In Delyn’s case, she has never been in a serious relationship that wasn’t long-distance. However, she understands the drawbacks that are often associated with long-distance romantic relationships.
“People often say, ‘oh my gosh I could never do that.’ That’s annoying, but it’s also almost encouraging to me,” explained Delyn. “Like, you can do this thing that other people really struggle with.”
However, according to a 2014 article by CNN, there is another study that shows how people in LDRs can actually benefit from the distance that so many find daunting. The article references a 2013 study published in the Journal of Communication.
“Long-distance couples try harder than geographically close couples in communicating affection and intimacy, and their efforts do pay back,” said Crystal Jiang, coauthor of the study referenced in the CNN article.
That effort between couples in LDRs can go a long way. And in Megan Henderson’s case, that effort and dedication can even cross an ocean. Her and James have been in a relationship for six years, and social media apps have played a large part in keeping their love alive despite the distance.
“We Snapchat daily, so that we get to see each other at least once a day,” explained Megan. She also listed Skype, the video chat and messaging app, as another source for long-distance communication. The couple also frequently watch the same TV show episodes together via streaming online or through Netflix.
“It makes us feel like we’re sitting together, and it gives us something to talk about and look forward to,” said Megan, in reference to watching TV episodes with James in real time.

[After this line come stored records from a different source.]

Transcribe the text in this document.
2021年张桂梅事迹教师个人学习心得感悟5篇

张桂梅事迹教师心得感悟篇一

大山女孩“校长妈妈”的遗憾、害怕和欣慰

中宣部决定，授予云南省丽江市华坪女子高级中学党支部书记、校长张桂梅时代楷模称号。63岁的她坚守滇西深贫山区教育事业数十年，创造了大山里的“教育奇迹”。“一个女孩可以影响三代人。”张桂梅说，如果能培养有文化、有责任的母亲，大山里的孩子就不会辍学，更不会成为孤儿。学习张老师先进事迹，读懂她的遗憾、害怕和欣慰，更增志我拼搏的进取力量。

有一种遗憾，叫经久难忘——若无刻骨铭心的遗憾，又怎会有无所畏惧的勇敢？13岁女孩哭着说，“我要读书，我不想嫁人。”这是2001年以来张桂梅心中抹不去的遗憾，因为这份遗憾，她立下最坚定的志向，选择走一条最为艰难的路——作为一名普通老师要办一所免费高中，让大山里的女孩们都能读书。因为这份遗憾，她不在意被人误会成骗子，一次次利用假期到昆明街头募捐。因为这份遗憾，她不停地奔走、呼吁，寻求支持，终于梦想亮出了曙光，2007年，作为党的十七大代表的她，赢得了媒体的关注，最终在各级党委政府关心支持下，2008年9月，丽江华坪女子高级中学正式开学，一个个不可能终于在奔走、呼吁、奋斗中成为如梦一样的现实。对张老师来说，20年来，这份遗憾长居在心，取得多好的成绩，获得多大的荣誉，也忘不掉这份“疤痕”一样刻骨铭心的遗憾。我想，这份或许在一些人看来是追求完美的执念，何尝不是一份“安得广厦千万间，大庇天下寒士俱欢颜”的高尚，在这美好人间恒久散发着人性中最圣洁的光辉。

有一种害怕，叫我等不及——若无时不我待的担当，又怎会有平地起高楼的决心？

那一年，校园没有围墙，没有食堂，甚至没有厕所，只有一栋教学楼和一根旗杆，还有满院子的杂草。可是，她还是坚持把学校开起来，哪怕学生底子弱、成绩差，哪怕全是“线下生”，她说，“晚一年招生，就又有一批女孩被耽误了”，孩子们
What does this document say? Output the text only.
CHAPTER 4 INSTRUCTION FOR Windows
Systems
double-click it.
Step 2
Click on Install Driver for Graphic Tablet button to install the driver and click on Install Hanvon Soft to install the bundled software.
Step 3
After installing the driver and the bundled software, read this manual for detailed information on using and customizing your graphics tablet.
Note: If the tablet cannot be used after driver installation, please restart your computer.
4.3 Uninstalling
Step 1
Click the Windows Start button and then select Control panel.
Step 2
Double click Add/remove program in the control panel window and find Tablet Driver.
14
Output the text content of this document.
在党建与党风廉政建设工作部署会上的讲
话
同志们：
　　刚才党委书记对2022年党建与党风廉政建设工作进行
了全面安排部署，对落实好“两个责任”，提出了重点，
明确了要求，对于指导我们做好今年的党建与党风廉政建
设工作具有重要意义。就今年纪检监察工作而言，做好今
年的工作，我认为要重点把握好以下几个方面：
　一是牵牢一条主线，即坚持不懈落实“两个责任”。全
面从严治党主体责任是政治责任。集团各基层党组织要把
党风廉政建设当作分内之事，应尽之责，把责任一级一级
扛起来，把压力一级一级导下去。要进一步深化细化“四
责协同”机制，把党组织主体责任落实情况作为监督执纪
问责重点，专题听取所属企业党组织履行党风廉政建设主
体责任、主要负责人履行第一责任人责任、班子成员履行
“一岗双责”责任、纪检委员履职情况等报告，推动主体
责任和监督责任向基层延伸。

While smartphones and social media have made communication in long-distance relationships much easier, Delyn admits that the availability of that technology only frustrated her, due to the unique nature of her relationship with Mark. Her fiance attended the United States Air Force Academy in Colorado throughout several years of their relationship; and during those years, he was often unable to contact her through common social media apps.
“The Academy blocks Skype, [and] Mark doesn’t have Apple so we couldn’t FaceTime,” explained Delyn. The couple was forced to find alternate apps for communicating. Mark is currently undergoing police academy training with the Charleston Police Department in South Carolina, where he is not able to use his cell phone during the week.
“So have the technology and not being able to use it is possibly more frustrating than him being in Colorado,” said Delyn. “It’s very difficult, especially planning a wedding.”
Mark now lives only two hours away from Emory & Henry’s campus, instead of fourteen hours. While this has lessened the strain on his and Delyn’s relationship, it adds the complication of adjusting to living their relationship in-person.
“It’s actually going to be really strange living with the person that I’ve been dating for three years, after we get married,” said Delyn. She commented that it’s rare for her and Mark to sit down and have a full conversation together while they are visiting in-person, since they’re both too preoccupied with physically seeing each other to talk about real-life issues. In contrast, their conversations on the phone are short and to the point–they resemble to-do lists more than love letters.
For many people in LDRs, technology can only do so much for mimicking the in-person interactions that define a modern relationship. This can be especially true for those in extremely long-distance relationships, like Megan Henderson.
“I don’t think there’s a good way to deal with distance. As long as you trust, love, and make time for one another each couple can find their own way to struggle through the distance,” said Megan.